Royal, not yet stable on his still-stiff feet, must have lumbered out in a panic after the cat. He slipped on a patch of ice, broke his hip and was unable to move. Dad had the generator going for power, and we didn’t hear a thing. We knew Royal had his own generator, and we weren’t concerned for him.
It was an unseasonably bitter spell, ripe for an attention gap. Dad was called into emergency service, and we didn’t see him for over 36 hours while he helped the stricken and stranded. Too early to mow the lawn, too late to blow snow, and with groceries delivered only the day before, there was nobody scheduled to visit. Ever-vigilant Father Gabriel phoned Royal and, when nobody answered, he phoned us.

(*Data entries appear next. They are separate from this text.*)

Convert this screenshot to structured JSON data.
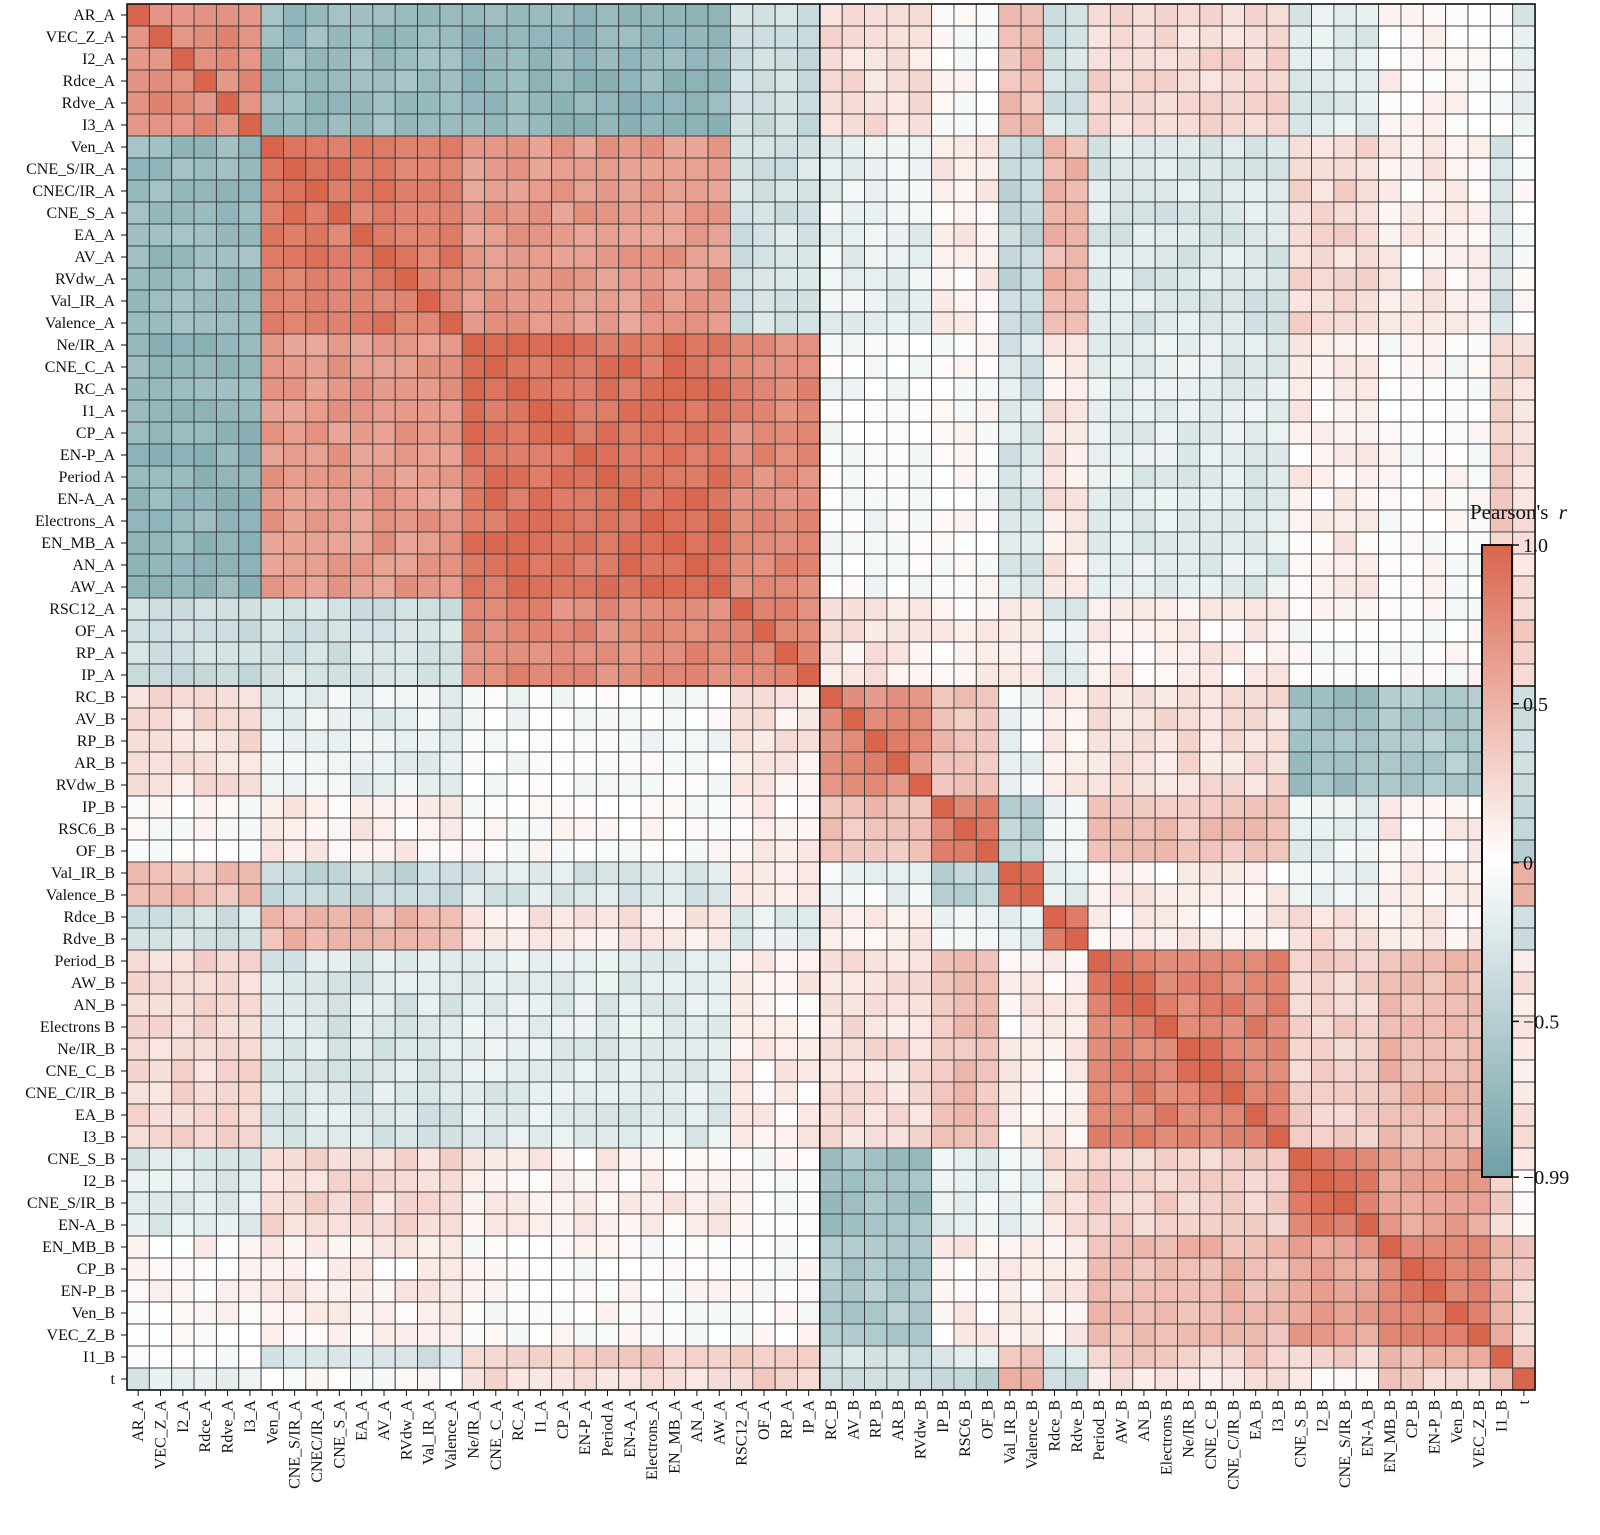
{
  "chart_data": {
    "type": "heatmap",
    "colorbar": {
      "title": "Pearson's",
      "title_var": "r",
      "min": -0.99,
      "max": 1.0,
      "tick_values": [
        1.0,
        0.5,
        0,
        -0.5,
        -0.99
      ],
      "tick_labels": [
        "1.0",
        "0.5",
        "0",
        "−0.5",
        "−0.99"
      ],
      "colors": {
        "negative": "#6f9fa5",
        "zero": "#ffffff",
        "positive": "#d9654d"
      }
    },
    "variables": [
      "AR_A",
      "VEC_Z_A",
      "I2_A",
      "Rdce_A",
      "Rdve_A",
      "I3_A",
      "Ven_A",
      "CNE_S/IR_A",
      "CNEC/IR_A",
      "CNE_S_A",
      "EA_A",
      "AV_A",
      "RVdw_A",
      "Val_IR_A",
      "Valence_A",
      "Ne/IR_A",
      "CNE_C_A",
      "RC_A",
      "I1_A",
      "CP_A",
      "EN-P_A",
      "Period A",
      "EN-A_A",
      "Electrons_A",
      "EN_MB_A",
      "AN_A",
      "AW_A",
      "RSC12_A",
      "OF_A",
      "RP_A",
      "IP_A",
      "RC_B",
      "AV_B",
      "RP_B",
      "AR_B",
      "RVdw_B",
      "IP_B",
      "RSC6_B",
      "OF_B",
      "Val_IR_B",
      "Valence_B",
      "Rdce_B",
      "Rdve_B",
      "Period_B",
      "AW_B",
      "AN_B",
      "Electrons B",
      "Ne/IR_B",
      "CNE_C_B",
      "CNE_C/IR_B",
      "EA_B",
      "I3_B",
      "CNE_S_B",
      "I2_B",
      "CNE_S/IR_B",
      "EN-A_B",
      "EN_MB_B",
      "CP_B",
      "EN-P_B",
      "Ven_B",
      "VEC_Z_B",
      "I1_B",
      "t"
    ],
    "x_tick_labels": [
      "AR_A",
      "VEC_Z_A",
      "I2_A",
      "Rdce_A",
      "Rdve_A",
      "I3_A",
      "Ven_A",
      "CNE_S/IR_A",
      "CNEC/IR_A",
      "CNE_S_A",
      "EA_A",
      "AV_A",
      "RVdw_A",
      "Val_IR_A",
      "Valence_A",
      "Ne/IR_A",
      "CNE_C_A",
      "RC_A",
      "I1_A",
      "CP_A",
      "EN-P_A",
      "Period A",
      "EN-A_A",
      "Electrons_A",
      "EN_MB_A",
      "AN_A",
      "AW_A",
      "RSC12_A",
      "OF_A",
      "RP_A",
      "IP_A",
      "RC_B",
      "AV_B",
      "RP_B",
      "AR_B",
      "RVdw_B",
      "IP_B",
      "RSC6_B",
      "OF_B",
      "Val_IR_B",
      "Valence_B",
      "Rdce_B",
      "Rdve_B",
      "Period_B",
      "AW_B",
      "AN_B",
      "Electrons B",
      "Ne/IR_B",
      "CNE_C_B",
      "CNE_C/IR_B",
      "EA_B",
      "I3_B",
      "CNE_S_B",
      "I2_B",
      "CNE_S/IR_B",
      "EN-A_B",
      "EN_MB_B",
      "CP_B",
      "EN-P_B",
      "Ven_B",
      "VEC_Z_B",
      "I1_B",
      "t"
    ],
    "groups": [
      {
        "start": 0,
        "end": 5,
        "key": "a1"
      },
      {
        "start": 6,
        "end": 14,
        "key": "a2"
      },
      {
        "start": 15,
        "end": 26,
        "key": "a3"
      },
      {
        "start": 27,
        "end": 30,
        "key": "a4"
      },
      {
        "start": 31,
        "end": 35,
        "key": "b1"
      },
      {
        "start": 36,
        "end": 38,
        "key": "b2"
      },
      {
        "start": 39,
        "end": 40,
        "key": "b3"
      },
      {
        "start": 41,
        "end": 42,
        "key": "b4"
      },
      {
        "start": 43,
        "end": 51,
        "key": "b5"
      },
      {
        "start": 52,
        "end": 55,
        "key": "b6"
      },
      {
        "start": 56,
        "end": 60,
        "key": "b7"
      },
      {
        "start": 61,
        "end": 61,
        "key": "b8"
      },
      {
        "start": 62,
        "end": 62,
        "key": "b9"
      }
    ],
    "group_within": {
      "a1": 0.75,
      "a2": 0.85,
      "a3": 0.9,
      "a4": 0.8,
      "b1": 0.7,
      "b2": 0.75,
      "b3": 0.9,
      "b4": 0.8,
      "b5": 0.8,
      "b6": 0.85,
      "b7": 0.75,
      "b8": 1.0,
      "b9": 1.0
    },
    "group_between": [
      [
        "a1",
        "a2",
        -0.7
      ],
      [
        "a1",
        "a3",
        -0.75
      ],
      [
        "a1",
        "a4",
        -0.35
      ],
      [
        "a2",
        "a3",
        0.65
      ],
      [
        "a2",
        "a4",
        -0.3
      ],
      [
        "a3",
        "a4",
        0.75
      ],
      [
        "a1",
        "b1",
        0.2
      ],
      [
        "a1",
        "b3",
        0.4
      ],
      [
        "a1",
        "b4",
        -0.3
      ],
      [
        "a1",
        "b5",
        0.25
      ],
      [
        "a1",
        "b6",
        -0.2
      ],
      [
        "a1",
        "b7",
        0.05
      ],
      [
        "a1",
        "b9",
        -0.2
      ],
      [
        "a2",
        "b1",
        -0.15
      ],
      [
        "a2",
        "b2",
        0.1
      ],
      [
        "a2",
        "b3",
        -0.4
      ],
      [
        "a2",
        "b4",
        0.45
      ],
      [
        "a2",
        "b5",
        -0.25
      ],
      [
        "a2",
        "b6",
        0.25
      ],
      [
        "a2",
        "b7",
        0.1
      ],
      [
        "a2",
        "b8",
        -0.3
      ],
      [
        "a3",
        "b1",
        -0.05
      ],
      [
        "a3",
        "b3",
        -0.25
      ],
      [
        "a3",
        "b4",
        0.15
      ],
      [
        "a3",
        "b5",
        -0.2
      ],
      [
        "a3",
        "b6",
        0.1
      ],
      [
        "a3",
        "b8",
        0.3
      ],
      [
        "a3",
        "b9",
        0.2
      ],
      [
        "a4",
        "b1",
        0.15
      ],
      [
        "a4",
        "b2",
        0.1
      ],
      [
        "a4",
        "b3",
        0.1
      ],
      [
        "a4",
        "b4",
        -0.2
      ],
      [
        "a4",
        "b5",
        0.1
      ],
      [
        "a4",
        "b8",
        0.25
      ],
      [
        "a4",
        "b9",
        0.3
      ],
      [
        "b1",
        "b2",
        0.4
      ],
      [
        "b1",
        "b3",
        -0.1
      ],
      [
        "b1",
        "b4",
        0.1
      ],
      [
        "b1",
        "b5",
        0.2
      ],
      [
        "b1",
        "b6",
        -0.65
      ],
      [
        "b1",
        "b7",
        -0.55
      ],
      [
        "b1",
        "b8",
        -0.3
      ],
      [
        "b1",
        "b9",
        -0.3
      ],
      [
        "b2",
        "b3",
        -0.45
      ],
      [
        "b2",
        "b4",
        -0.1
      ],
      [
        "b2",
        "b5",
        0.4
      ],
      [
        "b2",
        "b6",
        -0.15
      ],
      [
        "b2",
        "b7",
        0.1
      ],
      [
        "b2",
        "b8",
        -0.25
      ],
      [
        "b2",
        "b9",
        -0.45
      ],
      [
        "b3",
        "b4",
        -0.2
      ],
      [
        "b3",
        "b5",
        0.1
      ],
      [
        "b3",
        "b6",
        -0.15
      ],
      [
        "b3",
        "b7",
        0.1
      ],
      [
        "b3",
        "b8",
        0.3
      ],
      [
        "b3",
        "b9",
        0.5
      ],
      [
        "b4",
        "b5",
        0.1
      ],
      [
        "b4",
        "b6",
        0.2
      ],
      [
        "b4",
        "b7",
        0.1
      ],
      [
        "b4",
        "b8",
        -0.25
      ],
      [
        "b4",
        "b9",
        -0.3
      ],
      [
        "b5",
        "b6",
        0.3
      ],
      [
        "b5",
        "b7",
        0.45
      ],
      [
        "b5",
        "b8",
        0.3
      ],
      [
        "b5",
        "b9",
        0.15
      ],
      [
        "b6",
        "b7",
        0.6
      ],
      [
        "b6",
        "b8",
        0.3
      ],
      [
        "b6",
        "b9",
        0.1
      ],
      [
        "b7",
        "b8",
        0.5
      ],
      [
        "b7",
        "b9",
        0.3
      ],
      [
        "b8",
        "b9",
        0.4
      ]
    ],
    "pair_overrides": [
      [
        "CNE_S_A",
        "CNE_S/IR_A",
        0.95
      ],
      [
        "Ne/IR_A",
        "CNE_C_A",
        0.95
      ],
      [
        "RP_B",
        "AR_B",
        0.85
      ],
      [
        "RSC6_B",
        "OF_B",
        0.85
      ],
      [
        "Val_IR_B",
        "Valence_B",
        0.95
      ],
      [
        "Rdce_B",
        "Rdve_B",
        0.85
      ],
      [
        "AN_B",
        "AW_B",
        0.95
      ],
      [
        "Ne/IR_B",
        "CNE_C_B",
        0.95
      ],
      [
        "I2_B",
        "CNE_S/IR_B",
        0.95
      ],
      [
        "CP_B",
        "EN-P_B",
        0.9
      ]
    ],
    "grid": true,
    "legend_placement": "right"
  }
}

When the big guy, prone, shocked by the elements and unprepared in the grip of a homicidal Nor’easter, needed our help most, we were unaware of the impending tragedy.
I wish the story had a traditionally happy ending. No carnivorous critters took advantage of our vulnerable patron, though we’d certainly heard plenty of coydogs over the years. And my folks adopted Blue Crystal, until she died of old age at 18.
As for Royal, even with all the extreme preparations, the medical examiner said he’d died of hypothermia. Extra layers might have helped for a time, but he was caught outdoors, coatless and shoeless, exposed. The one guy we’d never expect to see outside in inclement weather surprised us all, and probably himself, on one of the worst days of the decade.